Prevent grandchild calling its grandparent's methods

I have a simple parent and base class:

class X
{
public:
 virtual void Method(){...}
};

class Z : public X
{
public:
 virtual void Method(){ X::Method(); }
};

I want to refactor this so a new class Y sits in-between in the class hierarchy, so Z : Y, Y : X. Z::Method() should now call Y::Method() not X::Method(). But if I don't change this, it still compiles. In truth, I have a lot of such methods and it's very easy to miss a call to X::... when refactoring which would lead to hard-to-find bugs.

Is there a way I can get the compiler to alert me, in other words, make X's methods accessible to Y, but hidden from Z?

To clarify, this may only be a temporary change while I am doing the refactoring to make sure I don't miss anything.

Upvotes: 6

Views: 107

Answers (1)

dfrib
dfrib

Reputation: 73206

But if I don't change this, it still compiles. In truth I have a lot of such methods and it's very easy to miss a call to X::... when refactoring which would lead to hard to find bugs.

To clarify, this may only be a temporary change while I am doing the refactoring to make sure I don't miss anything.

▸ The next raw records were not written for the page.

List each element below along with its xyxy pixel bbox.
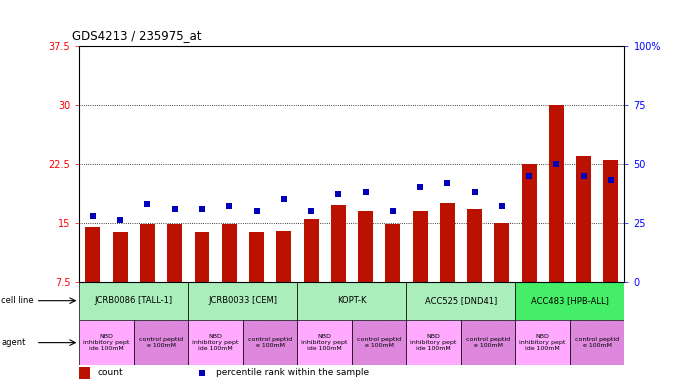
Text: control peptid
e 100mM: control peptid e 100mM (139, 337, 183, 348)
Bar (134, 320, 188, 366)
Bar (467, 209, 482, 281)
Bar (413, 211, 428, 281)
Text: NBD
inhibitory pept
ide 100mM: NBD inhibitory pept ide 100mM (411, 334, 457, 351)
Bar (167, 224, 182, 281)
Bar (461, 320, 515, 366)
Bar (79, 320, 134, 366)
Bar (331, 205, 346, 281)
Text: count: count (97, 368, 123, 377)
Bar (276, 230, 291, 281)
Text: control peptid
e 100mM: control peptid e 100mM (248, 337, 292, 348)
Bar (188, 281, 297, 320)
Text: ACC483 [HPB-ALL]: ACC483 [HPB-ALL] (531, 296, 609, 305)
Text: ACC525 [DND41]: ACC525 [DND41] (425, 296, 497, 305)
Bar (297, 320, 352, 366)
Text: cell line: cell line (1, 296, 34, 305)
Text: agent: agent (1, 338, 26, 347)
Bar (576, 156, 591, 281)
Text: KOPT-K: KOPT-K (337, 296, 366, 305)
Bar (249, 232, 264, 281)
Bar (79, 281, 188, 320)
Bar (188, 320, 243, 366)
Bar (515, 281, 624, 320)
Bar (243, 320, 297, 366)
Text: control peptid
e 100mM: control peptid e 100mM (357, 337, 401, 348)
Bar (352, 320, 406, 366)
Bar (86, 227, 101, 281)
Text: control peptid
e 100mM: control peptid e 100mM (575, 337, 619, 348)
Bar (385, 224, 400, 281)
Bar (195, 232, 210, 281)
Bar (522, 164, 537, 281)
Bar (515, 320, 570, 366)
Bar (304, 219, 319, 281)
Bar (406, 281, 515, 320)
Bar (549, 105, 564, 281)
Bar (358, 211, 373, 281)
Bar (112, 232, 128, 281)
Bar (221, 224, 237, 281)
Bar (406, 320, 461, 366)
Text: JCRB0033 [CEM]: JCRB0033 [CEM] (208, 296, 277, 305)
Bar (297, 281, 406, 320)
Bar (494, 223, 509, 281)
Bar (440, 203, 455, 281)
Text: NBD
inhibitory pept
ide 100mM: NBD inhibitory pept ide 100mM (520, 334, 566, 351)
Text: percentile rank within the sample: percentile rank within the sample (215, 368, 368, 377)
Text: NBD
inhibitory pept
ide 100mM: NBD inhibitory pept ide 100mM (83, 334, 130, 351)
Text: control peptid
e 100mM: control peptid e 100mM (466, 337, 510, 348)
Bar (603, 160, 618, 281)
Text: NBD
inhibitory pept
ide 100mM: NBD inhibitory pept ide 100mM (302, 334, 348, 351)
Bar (570, 320, 624, 366)
Text: NBD
inhibitory pept
ide 100mM: NBD inhibitory pept ide 100mM (193, 334, 239, 351)
Bar (140, 224, 155, 281)
Text: GDS4213 / 235975_at: GDS4213 / 235975_at (72, 29, 202, 42)
Text: JCRB0086 [TALL-1]: JCRB0086 [TALL-1] (95, 296, 173, 305)
Bar (79, 367, 90, 379)
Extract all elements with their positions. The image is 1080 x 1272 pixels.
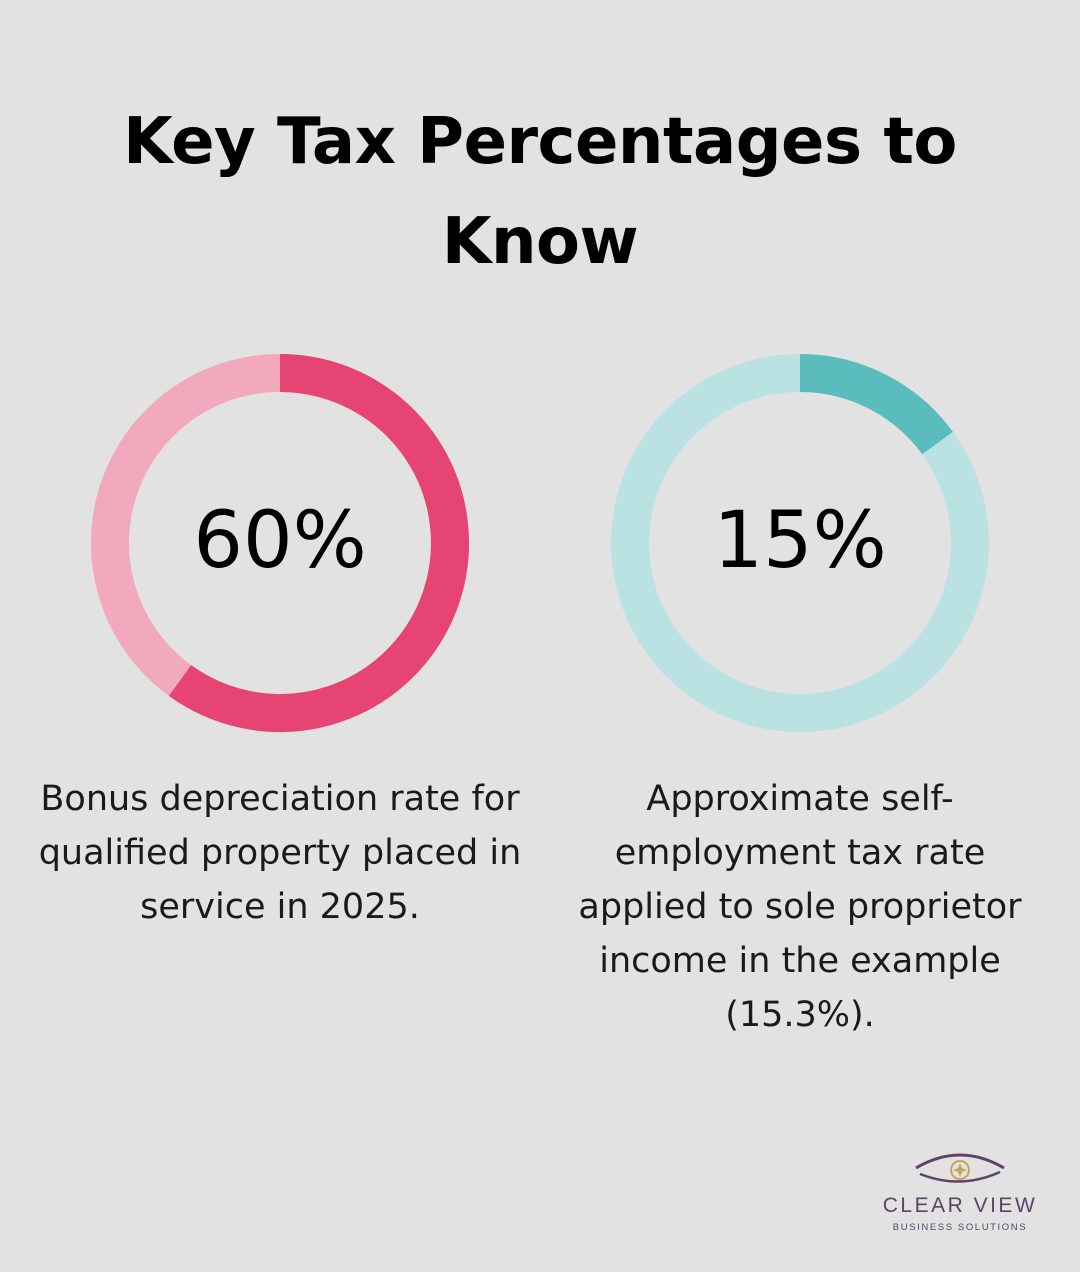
logo-name: CLEAR VIEW — [882, 1194, 1038, 1217]
donut-caption: Bonus depreciation rate for qualified pr… — [38, 779, 522, 927]
donut-value-arc — [799, 354, 953, 455]
donut-value-arc — [168, 354, 469, 732]
company-logo: CLEAR VIEW BUSINESS SOLUTIONS — [860, 1148, 1060, 1238]
donut-value-label: 60% — [193, 496, 367, 586]
logo-tagline: BUSINESS SOLUTIONS — [892, 1222, 1028, 1233]
donut-caption: Approximate self-employment tax rate app… — [578, 779, 1022, 1035]
donut-chart-self-employment-tax — [611, 354, 989, 732]
donut-chart-bonus-depreciation — [91, 354, 469, 732]
donut-charts — [91, 354, 989, 732]
eye-star-icon — [915, 1153, 1005, 1183]
page-title: Key Tax Percentages to Know — [123, 105, 957, 279]
donut-value-label: 15% — [713, 496, 887, 586]
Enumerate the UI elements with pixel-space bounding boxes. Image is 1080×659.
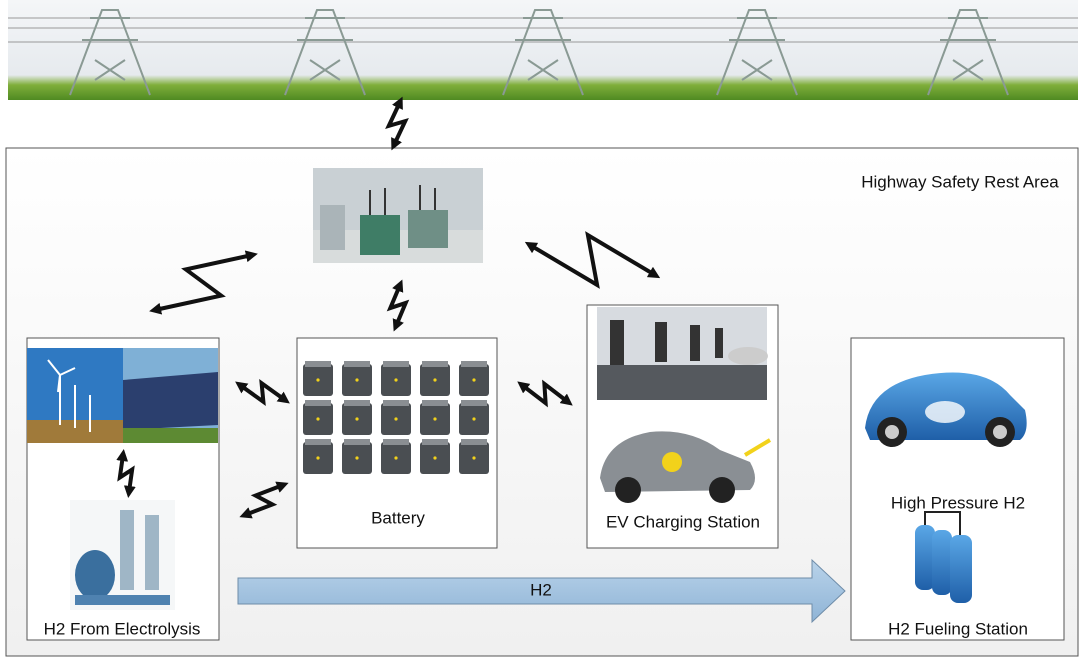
- battery-top: [344, 400, 370, 406]
- power-grid-image: [8, 0, 1078, 100]
- battery-image: [303, 361, 489, 474]
- node-label: EV Charging Station: [606, 512, 760, 531]
- battery-dot: [316, 417, 319, 420]
- battery-top: [344, 361, 370, 367]
- battery-top: [305, 439, 331, 445]
- battery-top: [383, 361, 409, 367]
- node-label: H2 From Electrolysis: [44, 619, 201, 638]
- battery-top: [461, 361, 487, 367]
- battery-dot: [355, 456, 358, 459]
- node-label: High Pressure H2: [891, 493, 1025, 512]
- flow-label: H2: [530, 580, 552, 599]
- battery-top: [422, 400, 448, 406]
- battery-dot: [316, 378, 319, 381]
- battery-top: [305, 400, 331, 406]
- node-label: H2 Fueling Station: [888, 619, 1028, 638]
- battery-top: [344, 439, 370, 445]
- substation-image: [313, 168, 483, 263]
- battery-dot: [316, 456, 319, 459]
- battery-top: [383, 400, 409, 406]
- battery-dot: [355, 378, 358, 381]
- battery-top: [383, 439, 409, 445]
- area-label: Highway Safety Rest Area: [861, 172, 1059, 191]
- electrolyzer-image: [70, 500, 175, 610]
- battery-top: [461, 400, 487, 406]
- battery-dot: [394, 417, 397, 420]
- renewables-image: [27, 348, 218, 443]
- lightning-link: [389, 102, 405, 145]
- diagram: Highway Safety Rest Area H2 From Electro…: [0, 0, 1080, 659]
- battery-dot: [355, 417, 358, 420]
- battery-top: [305, 361, 331, 367]
- battery-dot: [472, 378, 475, 381]
- battery-dot: [433, 417, 436, 420]
- battery-dot: [433, 378, 436, 381]
- battery-dot: [472, 456, 475, 459]
- battery-dot: [472, 417, 475, 420]
- battery-top: [422, 439, 448, 445]
- node-label: Battery: [371, 508, 425, 527]
- battery-dot: [394, 456, 397, 459]
- battery-top: [422, 361, 448, 367]
- chargers-image: [597, 307, 768, 400]
- battery-top: [461, 439, 487, 445]
- battery-dot: [394, 378, 397, 381]
- battery-dot: [433, 456, 436, 459]
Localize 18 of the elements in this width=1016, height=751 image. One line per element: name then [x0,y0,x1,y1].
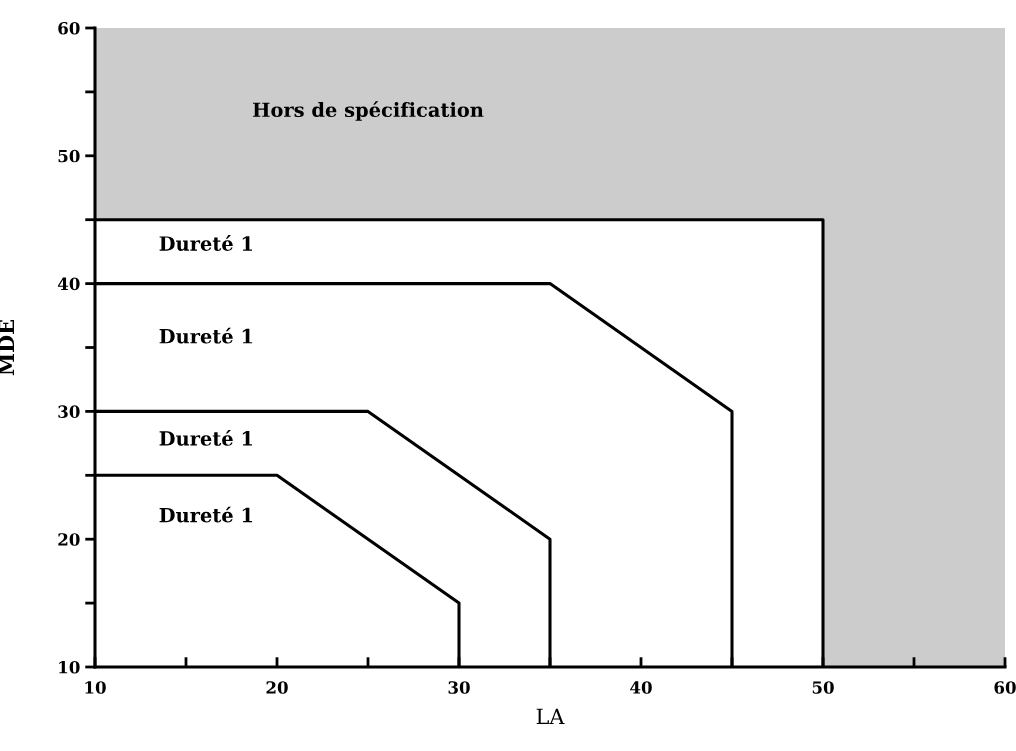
x-tick-label: 30 [448,681,470,694]
y-tick-label: 60 [58,21,80,35]
x-tick-label: 40 [630,681,652,694]
x-tick-label: 50 [812,681,834,694]
y-tick-label: 10 [59,660,80,674]
annotation: Dureté 1 [159,429,253,446]
x-tick-label: 10 [85,681,106,694]
x-tick-label: 20 [266,681,288,694]
annotation: Dureté 1 [159,327,253,344]
band-label: Hors de spécification [252,101,484,121]
y-tick-label: 20 [58,533,80,546]
annotation: Dureté 1 [159,235,253,251]
x-tick-label: 60 [994,681,1016,694]
y-tick-label: 30 [58,405,80,418]
x-axis-title: LA [536,708,565,724]
y-tick-label: 50 [58,149,80,163]
annotation: Dureté 1 [159,506,253,523]
y-tick-label: 40 [57,277,80,291]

As you are describing "when refactoring", you could temporarily add an incomplete type X to Z that shadows the super class X up the hierarchy:

class Z : public Y {
private:
    struct X;  // TODO(Mr. Boy): remove after finishing re-factoring.
public:
    void Method() override { X::Method(); }  // error! Z::X is incomplete
};

Any qualified use of X::... in Z will fail as lookup resolves to the incomplete nested type X.